Sui test sierologici Arcuri ha detto che “nel mondo nessun test garantisce una assoluta sicurezza del risultato. Per il requisito della specificità (capacità di identificare i soggetti sani, quindi la probabilità che un soggetto sano risulti negativo al test, ndr) il test della Abbott garantisce al 99%”. “La possibilità di farne 300 mila (prima 150 mila, poi altrettanti) riguarda la necessità di sapere andamento e mobilità del contagio. “I poteri straordinari mi consentivano di acquisire test a trattativa privata, ma non ho inteso usare questa facoltà. Ho ritenuto più civile fare una gara, seppure accelerata – ha detto Arcuri -. Il prezzo dell’offerta era l’ultima variabile, subordinata ad 8 criteri qualitativi. L’azienda che ha vinto ha deciso di offrire i test a titolo gratuito ai cittadini, ma il prezzo non è stata la nona variabile considerata”.

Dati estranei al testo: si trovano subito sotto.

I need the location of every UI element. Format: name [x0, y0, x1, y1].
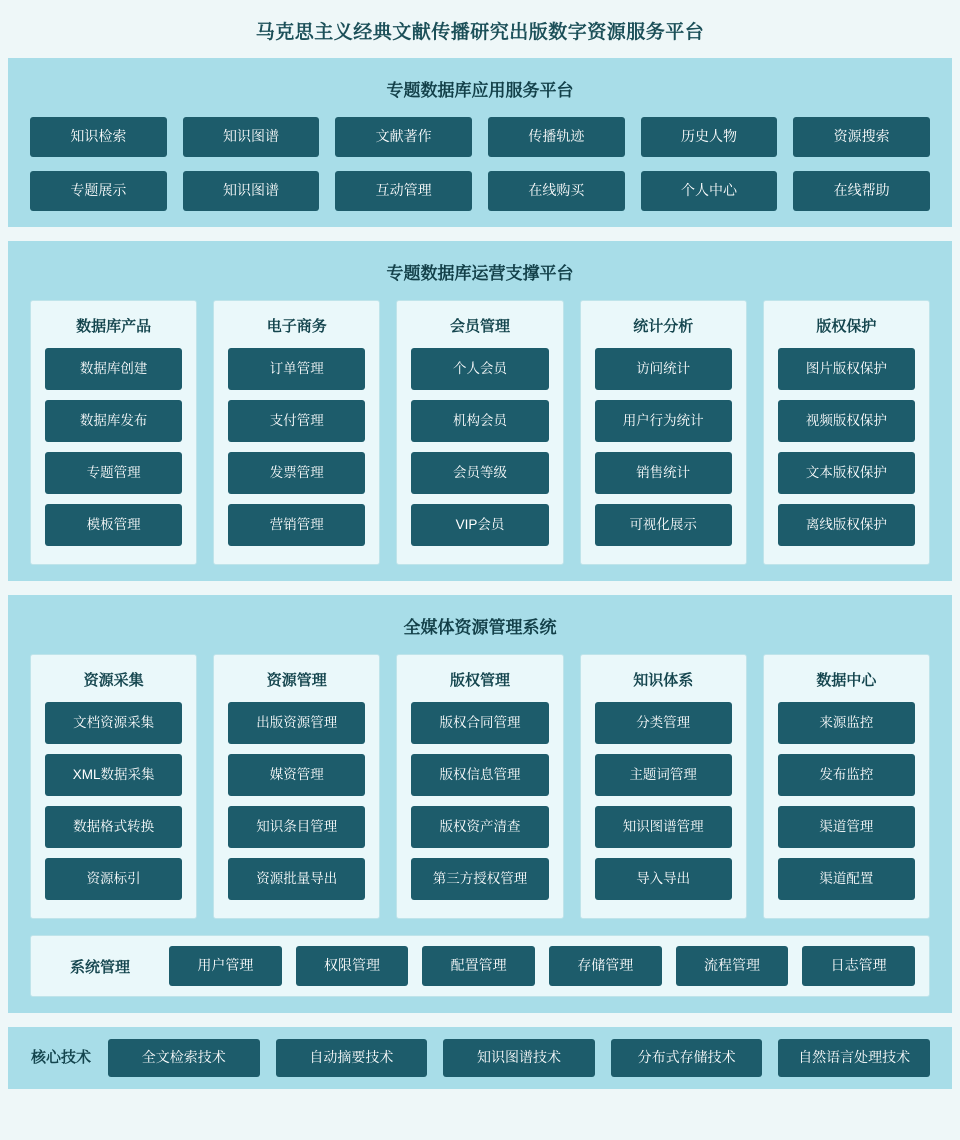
system-tile[interactable]: 日志管理: [802, 946, 915, 986]
column-resource-management: [213, 654, 380, 919]
column-tile[interactable]: 资源批量导出: [228, 858, 365, 900]
column-tile[interactable]: 数据库创建: [45, 348, 182, 390]
column-header: 会员管理: [449, 318, 510, 335]
column-statistical-analysis: [580, 300, 747, 565]
column-ecommerce: [213, 300, 380, 565]
column-tile[interactable]: 可视化展示: [595, 504, 732, 546]
column-tile[interactable]: 知识条目管理: [228, 806, 365, 848]
column-tile[interactable]: 会员等级: [411, 452, 548, 494]
column-database-product: [30, 300, 197, 565]
media-column-row: [20, 654, 940, 919]
column-tile[interactable]: 图片版权保护: [778, 348, 915, 390]
app-tile[interactable]: 在线帮助: [793, 171, 930, 211]
column-copyright-protection: [763, 300, 930, 565]
system-tile[interactable]: 用户管理: [169, 946, 282, 986]
column-tile[interactable]: 媒资管理: [228, 754, 365, 796]
app-tile[interactable]: 资源搜索: [793, 117, 930, 157]
column-tile[interactable]: 支付管理: [228, 400, 365, 442]
app-tile[interactable]: 知识图谱: [183, 171, 320, 211]
column-tile[interactable]: 分类管理: [595, 702, 732, 744]
column-tile[interactable]: 渠道配置: [778, 858, 915, 900]
column-tile[interactable]: 文本版权保护: [778, 452, 915, 494]
column-header: 资源管理: [266, 672, 327, 689]
column-header: 版权管理: [449, 672, 510, 689]
column-tile[interactable]: 销售统计: [595, 452, 732, 494]
app-tile[interactable]: 个人中心: [641, 171, 778, 211]
band-core-technologies: [8, 1027, 952, 1089]
application-tile-grid: [20, 117, 940, 211]
operation-column-row: [20, 300, 940, 565]
band-application-service-platform: [8, 58, 952, 227]
column-tile[interactable]: 版权信息管理: [411, 754, 548, 796]
column-tile[interactable]: 发票管理: [228, 452, 365, 494]
column-tile[interactable]: 数据库发布: [45, 400, 182, 442]
app-tile[interactable]: 历史人物: [641, 117, 778, 157]
column-tile[interactable]: 订单管理: [228, 348, 365, 390]
column-tile[interactable]: 版权资产清查: [411, 806, 548, 848]
column-tile[interactable]: 出版资源管理: [228, 702, 365, 744]
column-tile[interactable]: 第三方授权管理: [411, 858, 548, 900]
column-member-management: [396, 300, 563, 565]
band-operation-support-platform: [8, 241, 952, 581]
system-tile[interactable]: 存储管理: [549, 946, 662, 986]
app-tile[interactable]: 互动管理: [335, 171, 472, 211]
column-copyright-management: [396, 654, 563, 919]
system-tile[interactable]: 配置管理: [422, 946, 535, 986]
column-tile[interactable]: XML数据采集: [45, 754, 182, 796]
core-tech-tile[interactable]: 自然语言处理技术: [778, 1039, 930, 1077]
column-header: 知识体系: [633, 672, 694, 689]
band-title: 专题数据库应用服务平台: [386, 81, 574, 100]
column-tile[interactable]: 文档资源采集: [45, 702, 182, 744]
column-tile[interactable]: 版权合同管理: [411, 702, 548, 744]
core-tech-tile[interactable]: 知识图谱技术: [443, 1039, 595, 1077]
column-header: 资源采集: [83, 672, 144, 689]
column-tile[interactable]: 个人会员: [411, 348, 548, 390]
column-tile[interactable]: 导入导出: [595, 858, 732, 900]
column-tile[interactable]: 模板管理: [45, 504, 182, 546]
column-tile[interactable]: 离线版权保护: [778, 504, 915, 546]
core-tech-tile[interactable]: 全文检索技术: [108, 1039, 260, 1077]
app-tile[interactable]: 传播轨迹: [488, 117, 625, 157]
band-media-resource-management-system: [8, 595, 952, 1013]
column-header: 数据中心: [816, 672, 877, 689]
core-technology-label: 核心技术: [30, 1049, 91, 1067]
column-tile[interactable]: 用户行为统计: [595, 400, 732, 442]
column-tile[interactable]: 来源监控: [778, 702, 915, 744]
column-tile[interactable]: 渠道管理: [778, 806, 915, 848]
page-title: 马克思主义经典文献传播研究出版数字资源服务平台: [255, 22, 705, 43]
column-tile[interactable]: 知识图谱管理: [595, 806, 732, 848]
app-tile[interactable]: 在线购买: [488, 171, 625, 211]
column-tile[interactable]: 资源标引: [45, 858, 182, 900]
system-management-label: 系统管理: [69, 958, 130, 976]
column-tile[interactable]: 主题词管理: [595, 754, 732, 796]
column-header: 电子商务: [266, 318, 327, 335]
system-tile[interactable]: 权限管理: [296, 946, 409, 986]
app-tile[interactable]: 知识图谱: [183, 117, 320, 157]
column-tile[interactable]: 视频版权保护: [778, 400, 915, 442]
column-tile[interactable]: VIP会员: [411, 504, 548, 546]
column-data-center: [763, 654, 930, 919]
column-tile[interactable]: 发布监控: [778, 754, 915, 796]
app-tile[interactable]: 文献著作: [335, 117, 472, 157]
column-knowledge-system: [580, 654, 747, 919]
column-header: 统计分析: [633, 318, 694, 335]
band-title: 全媒体资源管理系统: [403, 618, 557, 637]
column-tile[interactable]: 专题管理: [45, 452, 182, 494]
column-tile[interactable]: 访问统计: [595, 348, 732, 390]
core-tech-tile[interactable]: 分布式存储技术: [611, 1039, 763, 1077]
band-title: 专题数据库运营支撑平台: [386, 264, 574, 283]
column-tile[interactable]: 机构会员: [411, 400, 548, 442]
column-tile[interactable]: 数据格式转换: [45, 806, 182, 848]
column-resource-collection: [30, 654, 197, 919]
system-tile[interactable]: 流程管理: [676, 946, 789, 986]
column-header: 版权保护: [816, 318, 877, 335]
column-header: 数据库产品: [76, 318, 152, 335]
column-tile[interactable]: 营销管理: [228, 504, 365, 546]
app-tile[interactable]: 知识检索: [30, 117, 167, 157]
system-management-strip: [30, 935, 930, 997]
app-tile[interactable]: 专题展示: [30, 171, 167, 211]
core-tech-tile[interactable]: 自动摘要技术: [276, 1039, 428, 1077]
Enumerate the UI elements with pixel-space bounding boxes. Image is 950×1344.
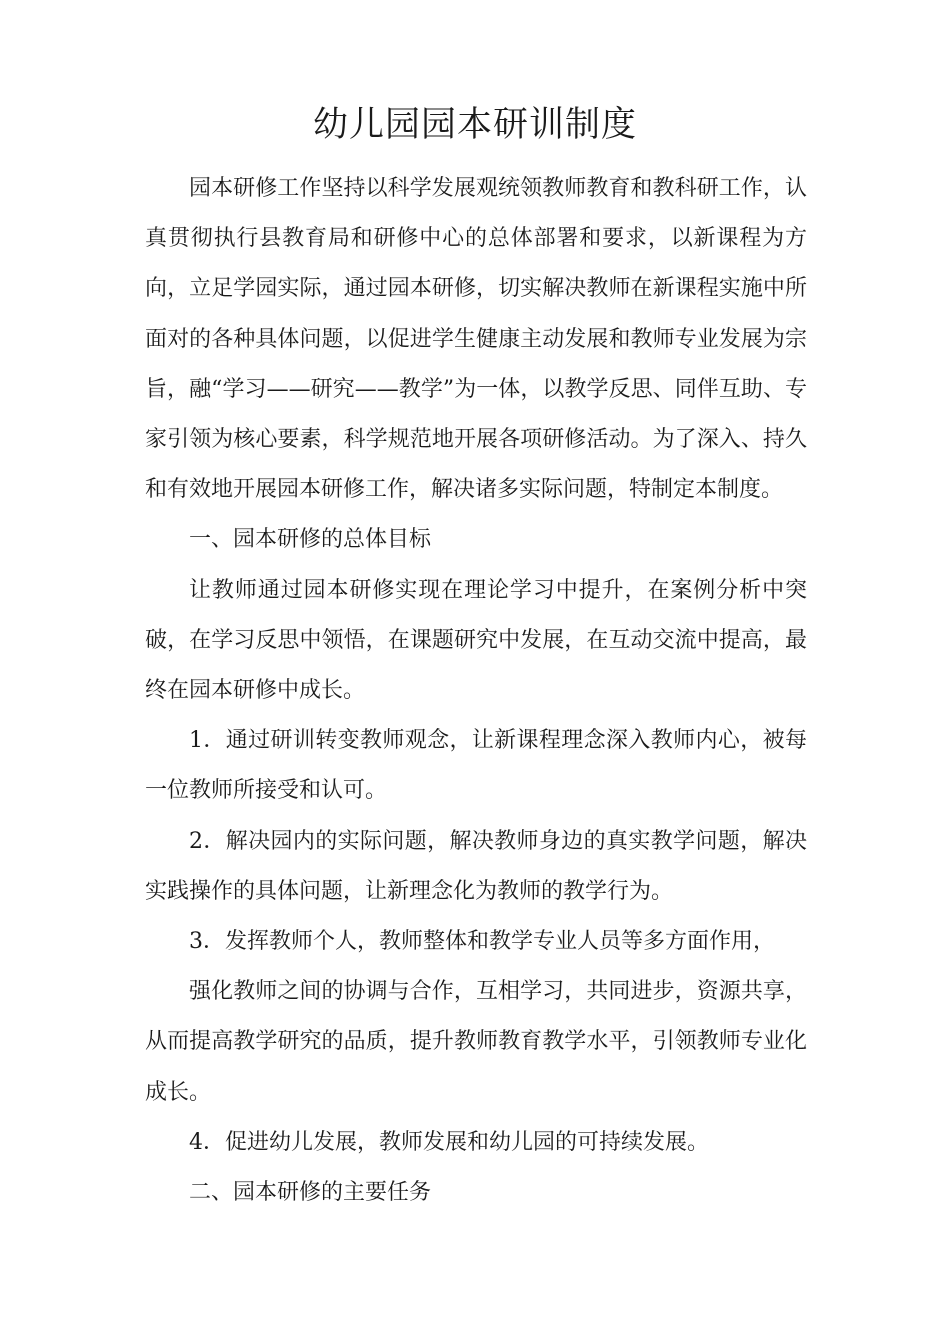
section-heading-goals: 一、园本研修的总体目标 — [189, 527, 432, 553]
document-body — [145, 164, 807, 1218]
goal-item-2: 2．解决园内的实际问题，解决教师身边的真实教学问题，解决实践操作的具体问题，让新理念化为教师的教学行为。 — [145, 828, 807, 904]
goals-summary-paragraph: 让教师通过园本研修实现在理论学习中提升，在案例分析中突破，在学习反思中领悟，在课题研究中发展，在互动交流中提高，最终在园本研修中成长。 — [145, 577, 807, 704]
goal-item-3: 3．发挥教师个人，教师整体和教学专业人员等多方面作用， — [189, 929, 775, 955]
goal-item-1: 1．通过研训转变教师观念，让新课程理念深入教师内心，被每一位教师所接受和认可。 — [145, 728, 807, 804]
goal-item-4: 4．促进幼儿发展，教师发展和幼儿园的可持续发展。 — [189, 1129, 709, 1155]
document-title: 幼儿园园本研训制度 — [312, 105, 637, 145]
section-heading-tasks: 二、园本研修的主要任务 — [189, 1180, 432, 1206]
intro-paragraph: 园本研修工作坚持以科学发展观统领教师教育和教科研工作，认真贯彻执行县教育局和研修中心的总体部署和要求，以新课程为方向，立足学园实际，通过园本研修，切实解决教师在新课程实施中所面对的各种具体问题，以促进学生健康主动发展和教师专业发展为宗旨，融“学习——研究——教学”为一体，以教学反思、同伴互助、专家引领为核心要素，科学规范地开展各项研修活动。为了深入、持久和有效地开展园本研修工作，解决诸多实际问题，特制定本制度。 — [145, 176, 807, 503]
goal-item-3-continued: 强化教师之间的协调与合作，互相学习，共同进步，资源共享，从而提高教学研究的品质，提升教师教育教学水平，引领教师专业化成长。 — [145, 979, 807, 1105]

“Il settore più sofferente dell’economia è il commercio, non l’industria, che in gran parte non ha mai chiuso – ha proseguito Arcuri – ma dobbiamo contemperare le esigenze di riapertura con la salute dei cittadini. Lì (nel commercio, ndr) si concentra il maggiore problema, ma ho inteso che la progressiva riapertura anche di questi settori inizia il 18 maggio”.
Inoltre Arcuri ha fatto sapere che “interpretando una norma nel decreto Liquidità che non era linearmente prevista per Invitalia, abbiamo sospeso il rimborso dei mutui da parte delle imprese che hanno ottenuto agevolazioni. Abbiamo interpretato estensivamente una norma prevista per banche e intermediari finanziari, pensando che fosse una cosa giusta dare un sostegno e un po’ di fiato alle imprese non chiedendogli in questo momento di restituire le rate”. “E’ possibile immaginare di anticipare le erogazioni per gli stati avanzamento lavori, ma allo stato dell’arte delle norme noi non possiamo farlo – ha affermato -. Il mio favore rispetto a questa norma, che sarebbe complementare all’altra, è assoluto. Ci sarebbe bisogno che venisse prevista una norma che ce lo consente”.
“Per quanto riguarda il gruppo Invitalia – ha proseguito – segnalo per ora l’ampliamento dell’operatività del Fondo centrale di garanzia per le Pmi, che gestisce il Mediocredito centrale. Anche l’ampliamento della semplificazione dell’accesso: l’importo massimo della possibilità di ottenere garanzie è stato esteso fino a 5 milioni, il target delle aziende che possono accedervi è stato portato fino a 499 dipendenti. La percentuale di copertura diretta è stata incrementata fino al 90 per cento e la tempistica della garanzia fino a 6 anni, con la possibilità di estenderla fino al 100 per cento a certe condizioni. La dimensione economica dello strumento è di offrire garanzie per oltre 100 miliardi, una cifra importante”.